Please take a look into attachment to find details about company and job. Dont hesitate to contact me directly via email highlighted in the document below.
Thanks and regards,
Hungry programmers, keen to keep themselves in a steady supply of pizza and Jolt cola, and flattered by the praise, may find it only too tempting to click on the poisoned attachment in the belief that they are being offered some genuine work.
The attached file, which is in an archive format, has been seen to contain a boobytrapped Word document designed to install further malicious code onto its victim’s PC.
The malware, called Dimnie by Palo Alto researchers, is detected by ESET security products as VBA/TrojanDownloader.Agent.CLB.
If it successfully manages to infect a target’s computer, the Trojan can spy upon the PC’s activity – logging keystrokes, taking screenshots, and stealing information. Someone unknown is now spying on the activities of a programmer working on open source software, potentially stealing their passwords and perhaps meddling with the open source code that is being published online.
What makes this latest version of the Dimnie Trojan more sophisticated is its sophisticated methods of camouflaging its behaviour, in an attempt to avoid its suspicious data exfiltration being picked up by security products which might be running on the coder’s network.
In a final flourish of panache, the Trojan is even capable of self-destructing, destroying evidence that it was ever present on the developer’s PC.

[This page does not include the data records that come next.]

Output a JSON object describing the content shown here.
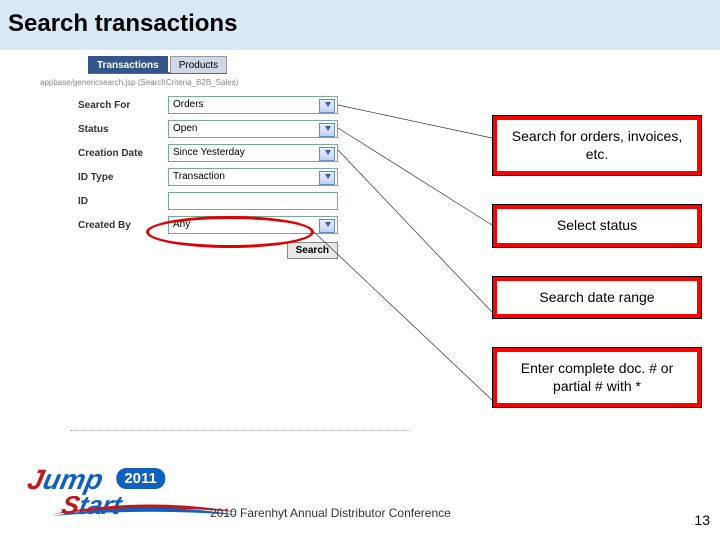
{
  "title": "Search transactions",
  "tabs": {
    "active": "Transactions",
    "other": "Products"
  },
  "breadcrumb": "appbase/genericsearch.jsp (SearchCriteria_B2B_Sales)",
  "form": {
    "search_for": {
      "label": "Search For",
      "value": "Orders"
    },
    "status": {
      "label": "Status",
      "value": "Open"
    },
    "creation_date": {
      "label": "Creation Date",
      "value": "Since Yesterday"
    },
    "id_type": {
      "label": "ID Type",
      "value": "Transaction"
    },
    "id": {
      "label": "ID",
      "value": ""
    },
    "created_by": {
      "label": "Created By",
      "value": "Any"
    },
    "search_button": "Search"
  },
  "callouts": {
    "c1": "Search for orders, invoices, etc.",
    "c2": "Select status",
    "c3": "Search date range",
    "c4": "Enter complete doc. # or partial # with *"
  },
  "logo": {
    "word1a": "J",
    "word1b": "ump",
    "year": "2011",
    "word2a": "S",
    "word2b": "tart"
  },
  "footer": "2010 Farenhyt Annual Distributor Conference",
  "page_number": "13"
}
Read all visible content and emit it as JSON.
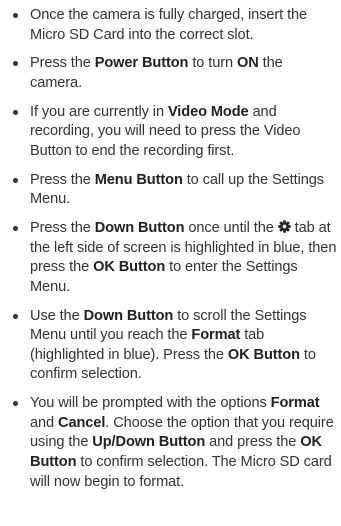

Speculation is sure to mount as to the motivations of whoever is targeting developers who use GitHub, but it seems likely that the masterminds of this attack are doing so to gather information and perhaps steal credentials that could help them access other businesses for whom the developers may be working. Furthermore, we shouldn’t dismiss the possibility that the attackers are interested in secretly introducing weaknesses into coding projects under the guise of a trusted, legitimate programmer.
These targeted attacks are a healthy reminder to all computer users – however technical – that they should always think twice about clicking on unsolicited attachments.